Most areas were without power and water. The United Nations said hospitals in the Kathmandu Valley were overcrowded and running out of emergency supplies and space to store corpses.

Most shops in Kathmandu were closed after the government declared a weeklong period of recovery. Only fruit vendors and pharmacies seemed to be doing business.

"More people are coming now," fruit seller Shyam Jaiswal said. "They cannot cook so they need to buy something they can eat raw."

Jaiswal said stocks were running out, and more shipments were not expected for at least a week, but added, "We are not raising prices. That would be illegal, immoral profit."

The quake will probably put a huge strain on the resources of this impoverished country best known for Everest, the highest mountain in the world. The economy of Nepal, a nation of 27.8 million people, relies heavily on tourism, principally trekking and Himalayan mountain climbing.
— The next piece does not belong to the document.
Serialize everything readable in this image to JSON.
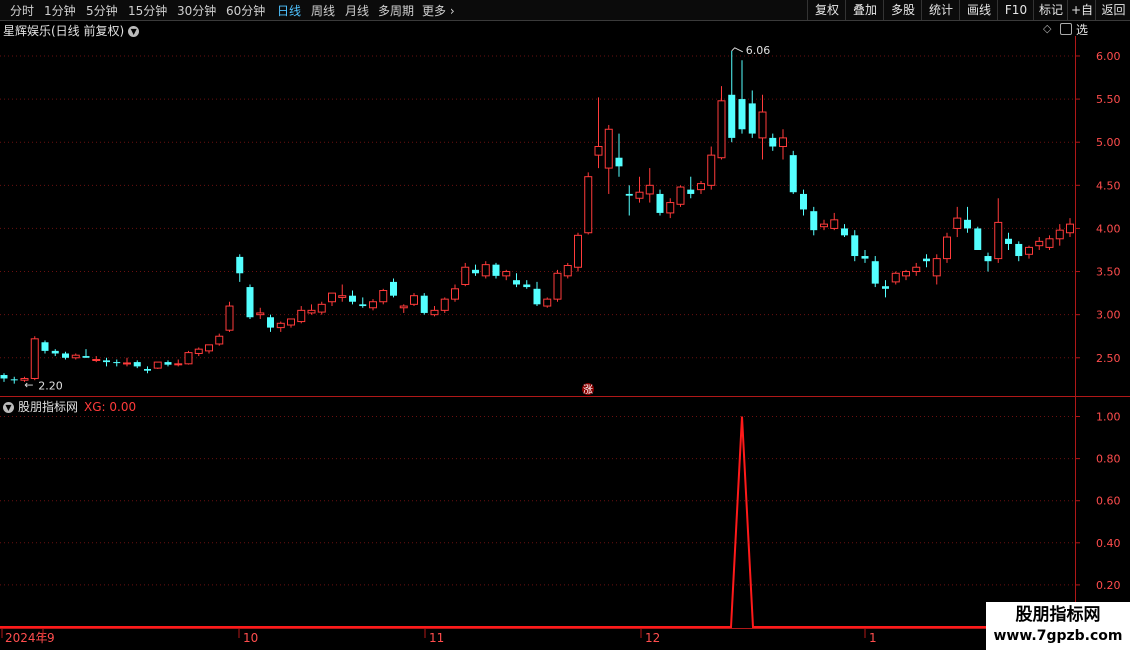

The first nations to respond were Nepal`s neighbors - India, China and Pakistan, all of which have been jockeying for influence over the landlocked nation. Nepal remains closest to India, with which it shares deep political, cultural and religious ties.

Other countries sending support Sunday included the United States, Canada, the United Arab Emirates, Britain, Germany, France, Poland, Italy, Israel and Singapore.

An American military plane left Delaware`s Dover Air Force Base for Nepal, carrying 70 people, including a disaster-assistance response team and an urban search-and-rescue team, and 45 tons of cargo, the Pentagon said.